Rue20 Español/Casablanca
La región de Casablanca-Settat refuerza su lucha contra la escasez hídrica con un ambicioso programa de desalinización. Con una inversión de 400 millones de dírhams, financiada conjuntamente por el Estado y la región, se proyecta la instalación de cerca de 30 plantas desalinizadoras compactas, de las cuales 17 ya se encuentran operativas.
Estas plantas, basadas en la tecnología de ósmosis inversa, transforman el agua de mar en agua potable de alta calidad, contribuyendo a paliar los efectos de la disminución de las precipitaciones y el creciente estrés hídrico que afecta a la región.
El programa de desalinización se integra en una estrategia más amplia para asegurar el abastecimiento de agua potable a largo plazo. Se complementa con otros proyectos estructurales de gran envergadura, como la autopista del agua que conecta las cuencas del Sebou y del Bouregreg, la planta desalinizadora de Jorf Lasfar y la futura gran planta desalinizadora de Casablanca. Esta última, una vez en funcionamiento, se prevé que cubra el 80% de las necesidades hídricas de la región.

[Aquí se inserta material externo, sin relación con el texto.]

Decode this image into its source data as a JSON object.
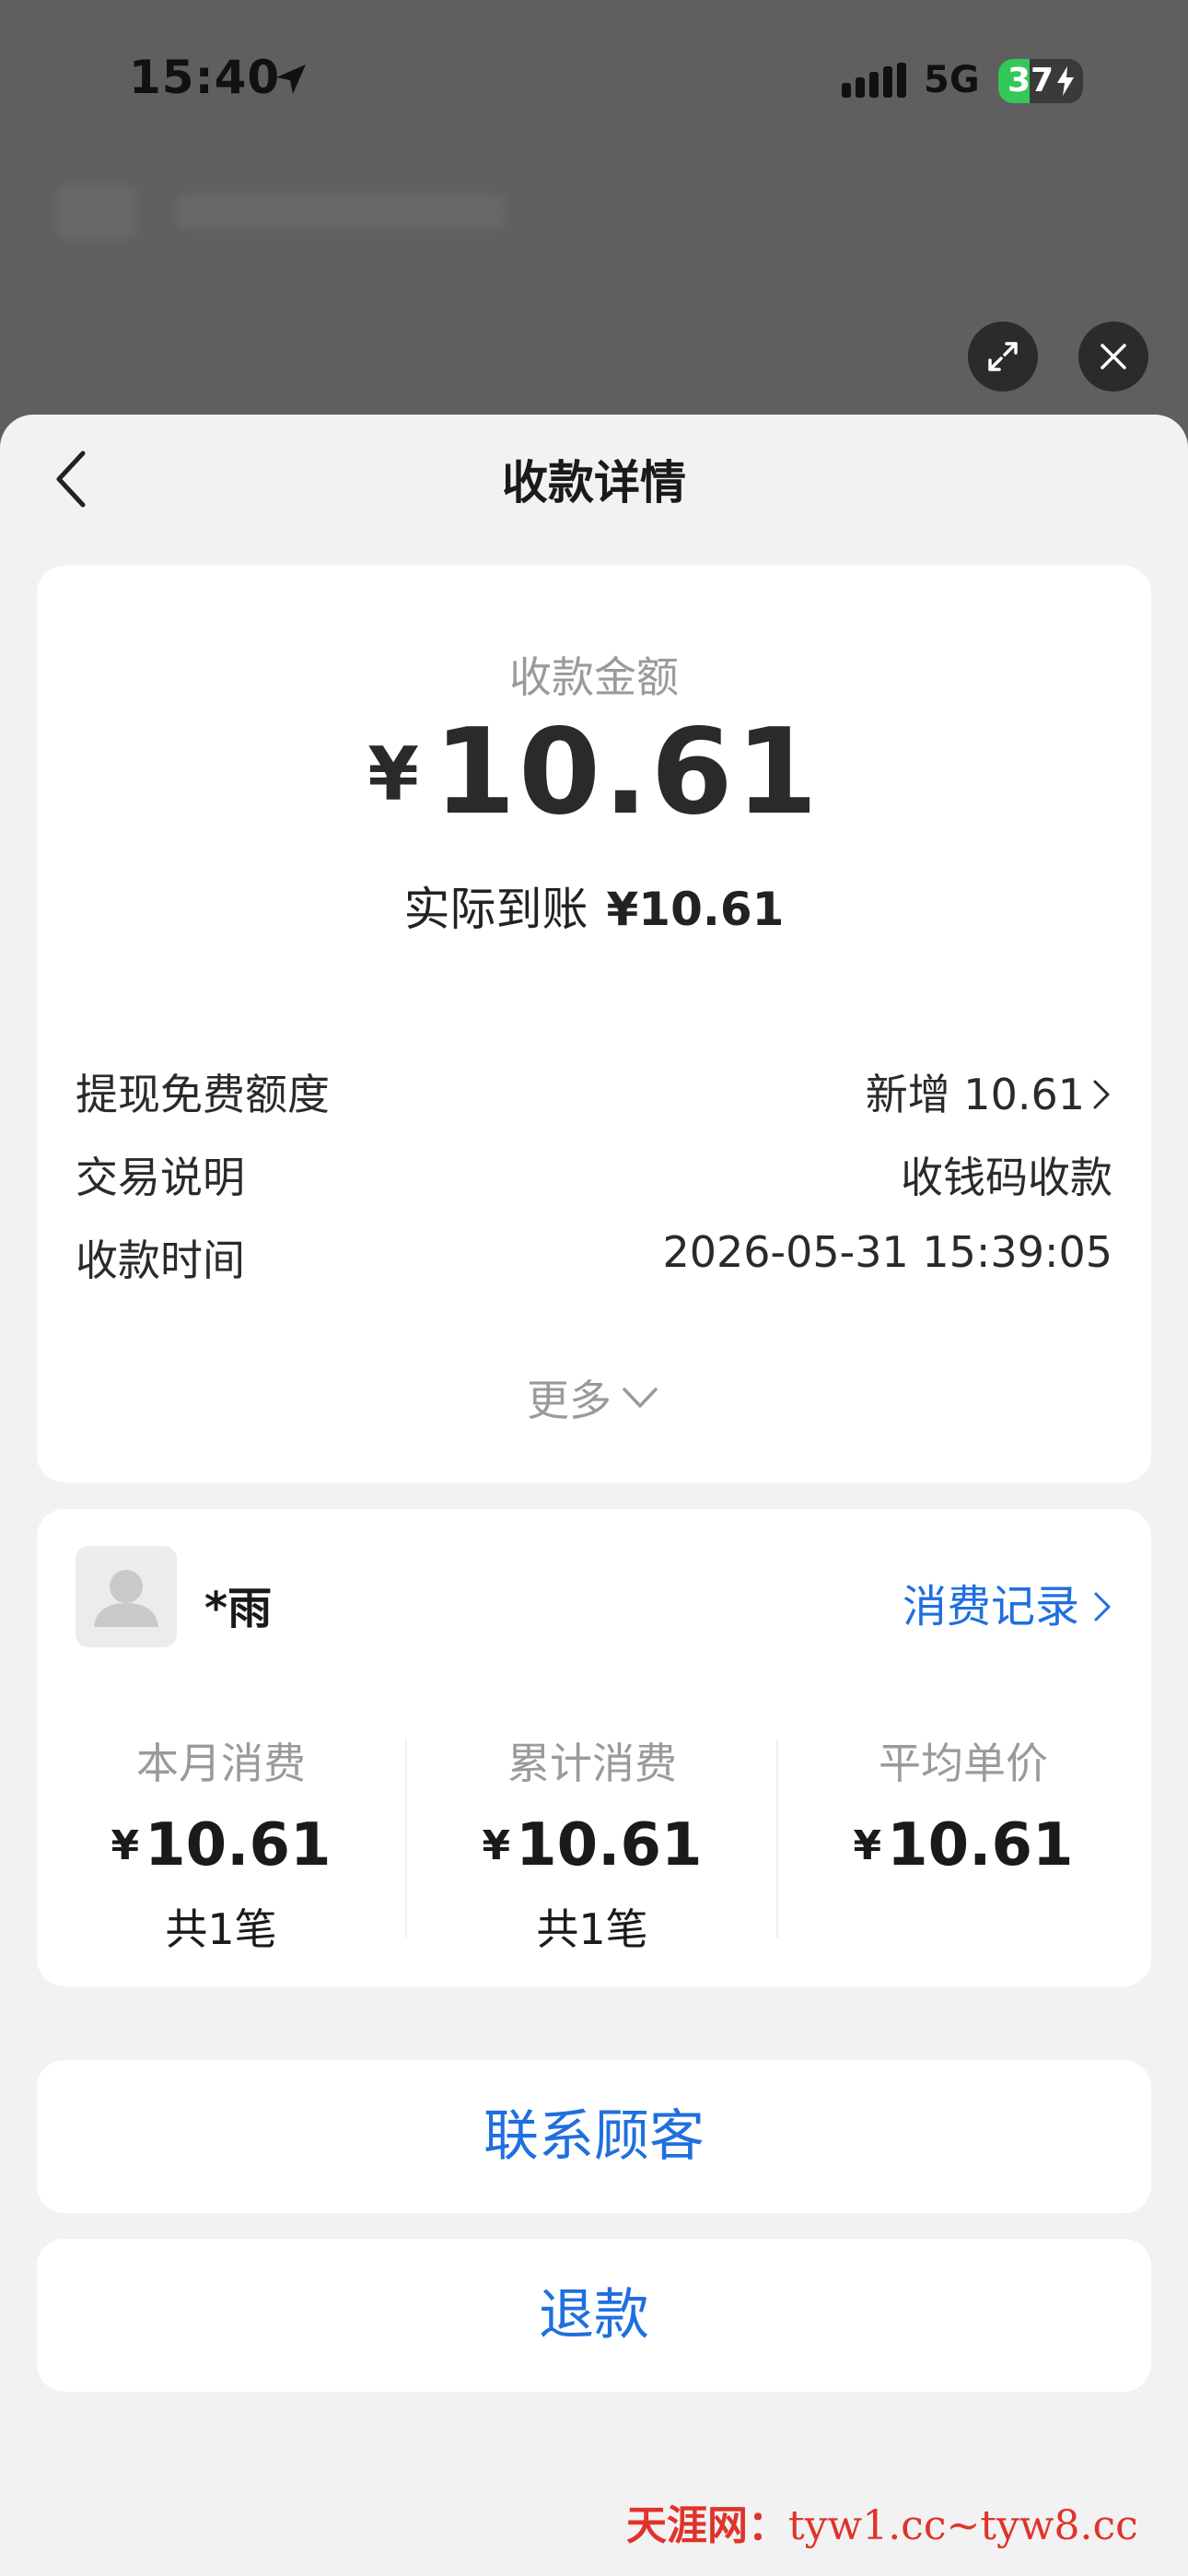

Abdellatif Maâzouz, presidente del consejo de la región de Casablanca-Settat, destacó la importancia de este programa y subrayó la necesidad de un seguimiento continuo y una gestión responsable del agua por parte de la ciudadanía.
En un llamamiento a la población, instó a evitar el despilfarro y a tomar conciencia de la importancia de este recurso vital. La apuesta por la desalinización se consolida así como un pilar fundamental para garantizar la seguridad hídrica de Casablanca-Settat en el futuro.